Available on AMC+ and DirectTV
Dick Johnson is Dead (2020)
As mentioned previously, per Cronenberg, the intended metaphorical thrust of The Fly was towards the horrid, dysmorphic reality that we will all have to watch the ones we love decay and die. Dick Johnson Is Dead is an open-hearted reckoning with that reality, as told by director Kristen Johnson, as she documents her father’s progressive slip into dementia. Throughout the film, Kristen stages a slew of her father’s death scenes, intermingling heartbreaking transparency with an admirable (and perhaps equally heartbreaking) sense of playfulness. If The Fly was made in response to a pervasive Western fear of death and decrepitude, Dick Johnson Is Dead is a reminder that staring death in the face can sometimes lessen its sting.
Available on Netflix
I’m Thinking of Ending Things (2020)
While The Fly is most famous as a sci-fi body horror movie, the underlying thread is a relationship drama that locks focus on the process of watching someone you love destroy themselves.

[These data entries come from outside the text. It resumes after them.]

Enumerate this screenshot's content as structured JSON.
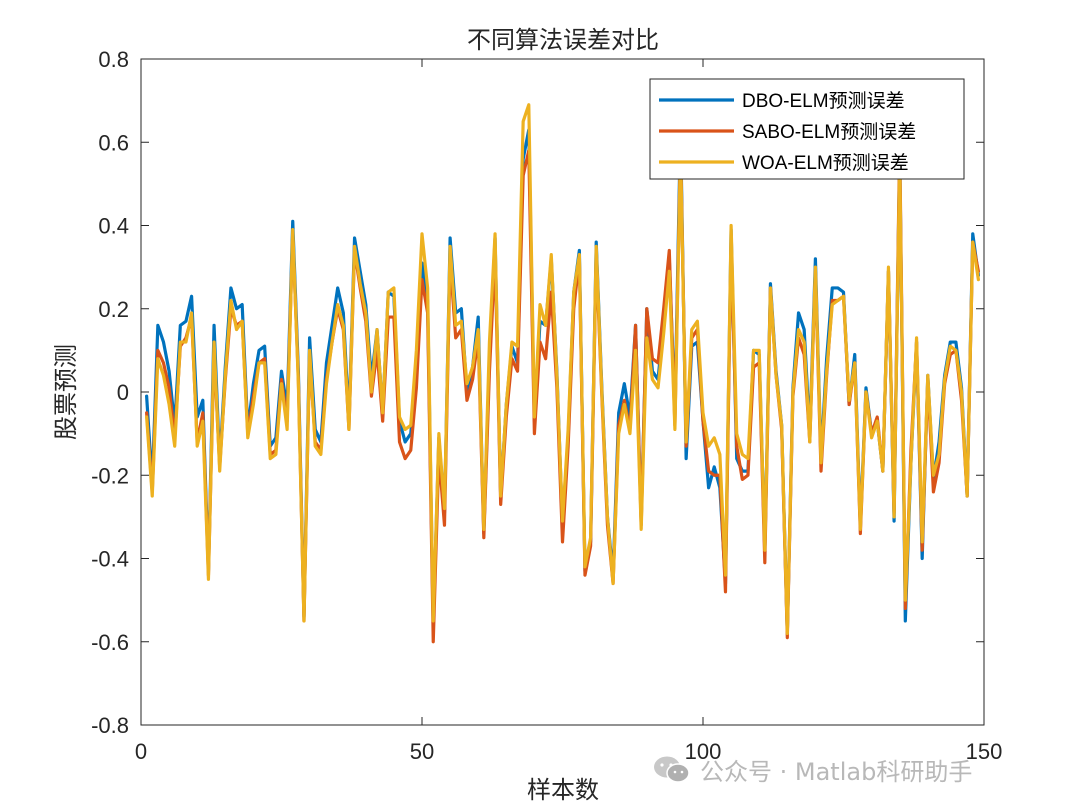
{
  "chart_data": {
    "type": "line",
    "title": "不同算法误差对比",
    "xlabel": "样本数",
    "ylabel": "股票预测",
    "xlim": [
      0,
      150
    ],
    "ylim": [
      -0.8,
      0.8
    ],
    "xticks": [
      0,
      50,
      100,
      150
    ],
    "yticks": [
      -0.8,
      -0.6,
      -0.4,
      -0.2,
      0,
      0.2,
      0.4,
      0.6,
      0.8
    ],
    "grid": false,
    "legend_position": "top-right",
    "series": [
      {
        "name": "DBO-ELM预测误差",
        "color": "#0072BD",
        "values": [
          -0.01,
          -0.22,
          0.16,
          0.12,
          0.05,
          -0.08,
          0.16,
          0.17,
          0.23,
          -0.06,
          -0.02,
          -0.43,
          0.16,
          -0.17,
          0.06,
          0.25,
          0.2,
          0.21,
          -0.09,
          0.02,
          0.1,
          0.11,
          -0.13,
          -0.11,
          0.05,
          -0.04,
          0.41,
          0.05,
          -0.54,
          0.13,
          -0.09,
          -0.12,
          0.07,
          0.16,
          0.25,
          0.19,
          -0.07,
          0.37,
          0.29,
          0.21,
          0.03,
          0.15,
          -0.05,
          0.24,
          0.23,
          -0.07,
          -0.12,
          -0.1,
          0.05,
          0.31,
          0.22,
          -0.56,
          -0.11,
          -0.29,
          0.37,
          0.19,
          0.2,
          0.0,
          0.06,
          0.18,
          -0.34,
          0.08,
          0.37,
          -0.25,
          -0.03,
          0.11,
          0.07,
          0.56,
          0.63,
          -0.07,
          0.17,
          0.16,
          0.32,
          0.05,
          -0.32,
          -0.11,
          0.24,
          0.34,
          -0.43,
          -0.36,
          0.36,
          0.01,
          -0.3,
          -0.44,
          -0.05,
          0.02,
          -0.06,
          0.16,
          -0.31,
          0.2,
          0.05,
          0.03,
          0.17,
          0.32,
          -0.05,
          0.64,
          -0.16,
          0.11,
          0.12,
          -0.07,
          -0.23,
          -0.18,
          -0.23,
          -0.46,
          0.39,
          -0.16,
          -0.19,
          -0.19,
          0.1,
          0.09,
          -0.38,
          0.26,
          0.05,
          -0.08,
          -0.58,
          0.01,
          0.19,
          0.15,
          -0.1,
          0.32,
          -0.16,
          0.08,
          0.25,
          0.25,
          0.24,
          -0.03,
          0.09,
          -0.32,
          0.01,
          -0.1,
          -0.07,
          -0.19,
          0.29,
          -0.31,
          0.58,
          -0.55,
          -0.17,
          0.12,
          -0.4,
          0.04,
          -0.21,
          -0.12,
          0.04,
          0.12,
          0.12,
          0.01,
          -0.25,
          0.38,
          0.28
        ]
      },
      {
        "name": "SABO-ELM预测误差",
        "color": "#D95319",
        "values": [
          -0.05,
          -0.24,
          0.1,
          0.07,
          0.01,
          -0.11,
          0.11,
          0.13,
          0.18,
          -0.12,
          -0.05,
          -0.44,
          0.1,
          -0.18,
          0.03,
          0.2,
          0.16,
          0.17,
          -0.1,
          -0.01,
          0.07,
          0.08,
          -0.15,
          -0.14,
          0.03,
          -0.07,
          0.38,
          0.03,
          -0.55,
          0.09,
          -0.12,
          -0.14,
          0.03,
          0.12,
          0.2,
          0.15,
          -0.09,
          0.34,
          0.25,
          0.17,
          -0.01,
          0.1,
          -0.07,
          0.18,
          0.18,
          -0.12,
          -0.16,
          -0.14,
          0.01,
          0.27,
          0.19,
          -0.6,
          -0.15,
          -0.32,
          0.32,
          0.13,
          0.15,
          -0.02,
          0.03,
          0.13,
          -0.35,
          0.05,
          0.33,
          -0.27,
          -0.06,
          0.08,
          0.05,
          0.52,
          0.58,
          -0.1,
          0.12,
          0.08,
          0.24,
          0.01,
          -0.36,
          -0.13,
          0.2,
          0.32,
          -0.44,
          -0.37,
          0.33,
          -0.01,
          -0.32,
          -0.46,
          -0.08,
          -0.02,
          -0.09,
          0.16,
          -0.32,
          0.2,
          0.08,
          0.07,
          0.2,
          0.34,
          -0.08,
          0.6,
          -0.13,
          0.13,
          0.15,
          -0.07,
          -0.19,
          -0.2,
          -0.2,
          -0.48,
          0.36,
          -0.13,
          -0.21,
          -0.2,
          0.06,
          0.07,
          -0.41,
          0.25,
          0.04,
          -0.09,
          -0.59,
          -0.01,
          0.13,
          0.09,
          -0.12,
          0.29,
          -0.19,
          0.04,
          0.22,
          0.22,
          0.23,
          -0.03,
          0.07,
          -0.34,
          0.0,
          -0.1,
          -0.06,
          -0.19,
          0.29,
          -0.29,
          0.6,
          -0.52,
          -0.14,
          0.12,
          -0.38,
          0.03,
          -0.24,
          -0.17,
          0.02,
          0.09,
          0.1,
          -0.02,
          -0.25,
          0.36,
          0.29
        ]
      },
      {
        "name": "WOA-ELM预测误差",
        "color": "#EDB120",
        "values": [
          -0.06,
          -0.25,
          0.08,
          0.04,
          -0.03,
          -0.13,
          0.12,
          0.12,
          0.19,
          -0.13,
          -0.07,
          -0.45,
          0.12,
          -0.19,
          0.04,
          0.22,
          0.15,
          0.17,
          -0.11,
          -0.03,
          0.07,
          0.07,
          -0.16,
          -0.15,
          0.02,
          -0.09,
          0.39,
          0.02,
          -0.55,
          0.1,
          -0.13,
          -0.15,
          0.02,
          0.12,
          0.21,
          0.16,
          -0.09,
          0.35,
          0.26,
          0.19,
          0.0,
          0.15,
          -0.05,
          0.24,
          0.25,
          -0.06,
          -0.09,
          -0.08,
          0.1,
          0.38,
          0.25,
          -0.55,
          -0.1,
          -0.28,
          0.35,
          0.16,
          0.17,
          0.02,
          0.06,
          0.15,
          -0.33,
          0.12,
          0.38,
          -0.25,
          -0.03,
          0.12,
          0.11,
          0.65,
          0.69,
          -0.06,
          0.21,
          0.16,
          0.33,
          0.04,
          -0.31,
          -0.09,
          0.24,
          0.33,
          -0.42,
          -0.35,
          0.35,
          0.0,
          -0.3,
          -0.46,
          -0.1,
          -0.03,
          -0.1,
          0.1,
          -0.33,
          0.13,
          0.03,
          0.01,
          0.14,
          0.29,
          -0.09,
          0.58,
          -0.12,
          0.15,
          0.17,
          -0.05,
          -0.13,
          -0.11,
          -0.15,
          -0.44,
          0.4,
          -0.1,
          -0.15,
          -0.16,
          0.1,
          0.1,
          -0.38,
          0.25,
          0.04,
          -0.08,
          -0.58,
          0.0,
          0.15,
          0.12,
          -0.12,
          0.3,
          -0.17,
          0.05,
          0.21,
          0.22,
          0.23,
          -0.02,
          0.07,
          -0.33,
          0.0,
          -0.11,
          -0.07,
          -0.19,
          0.3,
          -0.3,
          0.56,
          -0.5,
          -0.17,
          0.13,
          -0.36,
          0.04,
          -0.2,
          -0.15,
          0.03,
          0.11,
          0.1,
          0.0,
          -0.25,
          0.36,
          0.27
        ]
      }
    ]
  },
  "watermark": {
    "text": "公众号 · Matlab科研助手",
    "icon": "wechat-icon",
    "color": "#b8b8b8"
  }
}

And if you’re into that, let us introduce you to Charlie Kaufman. The writer/director’s 2020 drama follows a couple (Jessie Buckley and Jesse Plemons) on their way to meet his parents. But all is not what it seems. As relationship tensions start to rub up against personal identity, things start to get a little weird. But for all the film’s oddities, it is genuinely moving and while it’s not a horror movie, it will surely scare you.